Mechanistic Finetuning of Vision-Language-Action Models via Few-Shot Demonstrations
Chancharik Mitra, Yusen Luo, Raj Saravanan, Dantong Niu, Anirudh Pai, Jesse Thomason, Trevor Darrell, Abrar Anwar, Deva Ramanan, Roei Herzig
TL;DR
This work introduces Robotic Steering, a mechanistic interpretability-based method for finetuning Vision-Language-Action models in robotics. By identifying task-relevant attention heads from few-shot demonstrations and selectively finetuning them with LoRA, the approach achieves comparable or better task success than full-head LoRA while drastically reducing parameters and computation. On-robot experiments with a Franka Emika Panda across five tasks demonstrate improved robustness to environmental changes and strong generalization, including unseen tasks. The method also provides interpretable head activations, linking specific heads to physical task requirements and shaping future directions in task-specific, efficient model adaptation for robotics.
Abstract
Vision-Language Action (VLAs) models promise to extend the remarkable success of vision-language models (VLMs) to robotics.
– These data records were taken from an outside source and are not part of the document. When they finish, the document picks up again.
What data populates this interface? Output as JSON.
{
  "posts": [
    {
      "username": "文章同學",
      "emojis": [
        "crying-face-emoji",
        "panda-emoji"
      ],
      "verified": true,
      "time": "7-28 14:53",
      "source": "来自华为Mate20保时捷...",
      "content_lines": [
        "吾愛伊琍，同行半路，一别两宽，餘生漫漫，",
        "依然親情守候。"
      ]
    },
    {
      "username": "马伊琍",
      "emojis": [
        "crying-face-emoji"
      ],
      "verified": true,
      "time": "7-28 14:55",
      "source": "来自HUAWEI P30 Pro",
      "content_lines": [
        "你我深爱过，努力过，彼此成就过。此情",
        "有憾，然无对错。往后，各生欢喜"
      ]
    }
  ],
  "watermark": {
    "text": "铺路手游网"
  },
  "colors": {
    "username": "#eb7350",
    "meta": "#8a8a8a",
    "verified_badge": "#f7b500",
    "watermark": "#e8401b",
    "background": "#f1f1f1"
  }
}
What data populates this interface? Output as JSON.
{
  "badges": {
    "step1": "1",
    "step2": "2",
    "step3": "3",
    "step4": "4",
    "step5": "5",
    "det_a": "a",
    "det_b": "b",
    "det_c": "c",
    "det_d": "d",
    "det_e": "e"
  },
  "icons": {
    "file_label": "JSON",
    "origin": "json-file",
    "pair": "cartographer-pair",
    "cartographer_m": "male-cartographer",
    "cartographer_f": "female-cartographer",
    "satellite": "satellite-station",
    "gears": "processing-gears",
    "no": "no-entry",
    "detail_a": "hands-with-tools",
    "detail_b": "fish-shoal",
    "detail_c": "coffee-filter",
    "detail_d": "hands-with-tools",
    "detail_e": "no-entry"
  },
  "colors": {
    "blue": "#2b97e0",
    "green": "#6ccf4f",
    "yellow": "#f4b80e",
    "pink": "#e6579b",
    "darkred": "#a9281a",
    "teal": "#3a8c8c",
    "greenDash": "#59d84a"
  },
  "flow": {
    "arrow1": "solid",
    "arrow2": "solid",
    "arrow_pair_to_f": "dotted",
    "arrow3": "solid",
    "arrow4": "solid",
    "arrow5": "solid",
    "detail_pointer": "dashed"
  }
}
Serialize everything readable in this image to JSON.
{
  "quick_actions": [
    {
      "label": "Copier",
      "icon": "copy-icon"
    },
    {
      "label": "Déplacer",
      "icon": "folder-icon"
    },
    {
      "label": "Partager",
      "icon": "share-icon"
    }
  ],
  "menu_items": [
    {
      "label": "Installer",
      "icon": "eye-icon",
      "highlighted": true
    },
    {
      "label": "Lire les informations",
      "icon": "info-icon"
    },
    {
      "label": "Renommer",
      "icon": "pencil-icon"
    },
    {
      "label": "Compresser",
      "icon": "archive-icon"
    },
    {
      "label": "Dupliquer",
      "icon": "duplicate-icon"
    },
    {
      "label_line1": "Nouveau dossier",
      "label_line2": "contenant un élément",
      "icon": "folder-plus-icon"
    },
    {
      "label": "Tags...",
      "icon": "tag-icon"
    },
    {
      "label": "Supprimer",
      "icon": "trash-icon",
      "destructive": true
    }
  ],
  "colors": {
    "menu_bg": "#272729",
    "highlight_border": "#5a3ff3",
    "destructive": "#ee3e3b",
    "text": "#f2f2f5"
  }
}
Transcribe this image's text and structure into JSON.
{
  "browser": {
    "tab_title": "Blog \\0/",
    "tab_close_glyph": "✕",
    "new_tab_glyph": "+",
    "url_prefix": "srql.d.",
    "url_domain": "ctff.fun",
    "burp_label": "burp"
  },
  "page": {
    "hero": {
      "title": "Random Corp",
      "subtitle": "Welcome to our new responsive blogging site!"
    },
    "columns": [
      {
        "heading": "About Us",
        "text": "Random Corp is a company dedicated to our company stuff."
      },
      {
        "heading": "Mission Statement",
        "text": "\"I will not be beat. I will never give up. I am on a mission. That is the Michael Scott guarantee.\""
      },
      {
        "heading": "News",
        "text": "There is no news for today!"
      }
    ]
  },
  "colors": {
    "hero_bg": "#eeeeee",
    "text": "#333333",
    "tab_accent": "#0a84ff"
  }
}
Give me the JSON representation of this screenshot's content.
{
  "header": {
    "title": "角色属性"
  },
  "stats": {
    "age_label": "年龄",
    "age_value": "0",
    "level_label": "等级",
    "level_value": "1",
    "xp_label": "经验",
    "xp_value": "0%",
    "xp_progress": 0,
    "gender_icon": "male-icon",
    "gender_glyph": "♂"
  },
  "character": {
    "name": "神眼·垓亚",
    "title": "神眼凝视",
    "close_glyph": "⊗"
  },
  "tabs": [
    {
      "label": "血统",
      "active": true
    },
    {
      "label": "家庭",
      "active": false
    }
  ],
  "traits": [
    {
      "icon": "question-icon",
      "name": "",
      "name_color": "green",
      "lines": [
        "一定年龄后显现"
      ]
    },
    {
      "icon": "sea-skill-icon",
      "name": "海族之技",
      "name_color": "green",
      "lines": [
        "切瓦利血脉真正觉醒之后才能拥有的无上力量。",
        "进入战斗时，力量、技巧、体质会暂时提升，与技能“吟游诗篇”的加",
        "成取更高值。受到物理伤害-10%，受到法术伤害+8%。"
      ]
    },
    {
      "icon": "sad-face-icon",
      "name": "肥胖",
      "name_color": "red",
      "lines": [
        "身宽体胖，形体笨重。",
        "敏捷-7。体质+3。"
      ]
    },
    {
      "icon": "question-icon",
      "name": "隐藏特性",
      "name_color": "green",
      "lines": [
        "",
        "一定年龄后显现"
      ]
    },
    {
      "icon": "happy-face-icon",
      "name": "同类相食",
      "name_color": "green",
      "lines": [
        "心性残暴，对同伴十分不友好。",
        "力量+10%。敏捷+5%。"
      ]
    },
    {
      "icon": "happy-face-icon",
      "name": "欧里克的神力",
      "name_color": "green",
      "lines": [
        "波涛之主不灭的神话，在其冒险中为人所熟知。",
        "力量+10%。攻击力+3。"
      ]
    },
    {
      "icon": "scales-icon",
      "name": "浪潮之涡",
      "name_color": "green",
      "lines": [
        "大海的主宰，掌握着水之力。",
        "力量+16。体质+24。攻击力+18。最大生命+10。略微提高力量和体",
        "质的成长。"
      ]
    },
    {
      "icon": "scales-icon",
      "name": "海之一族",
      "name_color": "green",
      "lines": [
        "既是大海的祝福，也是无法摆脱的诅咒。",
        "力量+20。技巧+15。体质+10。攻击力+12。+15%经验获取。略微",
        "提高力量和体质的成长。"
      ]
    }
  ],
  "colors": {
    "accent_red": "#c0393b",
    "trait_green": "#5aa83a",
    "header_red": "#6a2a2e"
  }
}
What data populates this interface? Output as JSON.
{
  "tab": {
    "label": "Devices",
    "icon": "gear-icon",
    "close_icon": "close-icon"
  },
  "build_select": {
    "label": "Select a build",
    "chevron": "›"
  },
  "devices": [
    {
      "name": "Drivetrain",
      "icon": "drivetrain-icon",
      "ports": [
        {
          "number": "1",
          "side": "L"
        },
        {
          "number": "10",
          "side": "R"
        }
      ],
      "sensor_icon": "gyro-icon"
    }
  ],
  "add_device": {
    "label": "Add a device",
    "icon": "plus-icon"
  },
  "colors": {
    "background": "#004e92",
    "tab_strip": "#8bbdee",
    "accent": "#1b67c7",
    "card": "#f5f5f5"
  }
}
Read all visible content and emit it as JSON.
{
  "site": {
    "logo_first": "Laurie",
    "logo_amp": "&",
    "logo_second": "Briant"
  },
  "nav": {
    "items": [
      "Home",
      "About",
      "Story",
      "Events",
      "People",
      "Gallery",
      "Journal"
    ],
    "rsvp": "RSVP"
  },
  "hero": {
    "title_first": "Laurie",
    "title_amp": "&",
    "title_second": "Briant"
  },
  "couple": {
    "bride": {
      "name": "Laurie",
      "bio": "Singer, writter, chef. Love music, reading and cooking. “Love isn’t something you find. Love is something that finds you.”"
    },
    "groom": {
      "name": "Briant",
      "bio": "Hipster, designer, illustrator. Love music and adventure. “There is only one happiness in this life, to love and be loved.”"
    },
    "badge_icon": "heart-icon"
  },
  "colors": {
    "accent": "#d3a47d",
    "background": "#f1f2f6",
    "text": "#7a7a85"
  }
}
Yet, unlike VLMs in the vision-language domain, VLAs for robotics require finetuning to contend with varying physical factors like robot embodiment, environment characteristics, and spatial relationships of each task. Existing fine-tuning methods lack specificity, adapting the same set of parameters regardless of a task's visual, linguistic, and physical characteristics. Inspired by functional specificity in neuroscience, we hypothesize that it is more effective to finetune sparse model representations specific to a given task. In this work, we introduce Robotic Steering, a finetuning approach grounded in mechanistic interpretability that leverages few-shot demonstrations to identify and selectively finetune task-specific attention heads aligned with the physical, visual, and linguistic requirements of robotic tasks. Through comprehensive on-robot evaluations with a Franka Emika robot arm, we demonstrate that Robotic Steering outperforms LoRA while achieving superior robustness under task variation, reduced computational cost, and enhanced interpretability for adapting VLAs to diverse robotic tasks.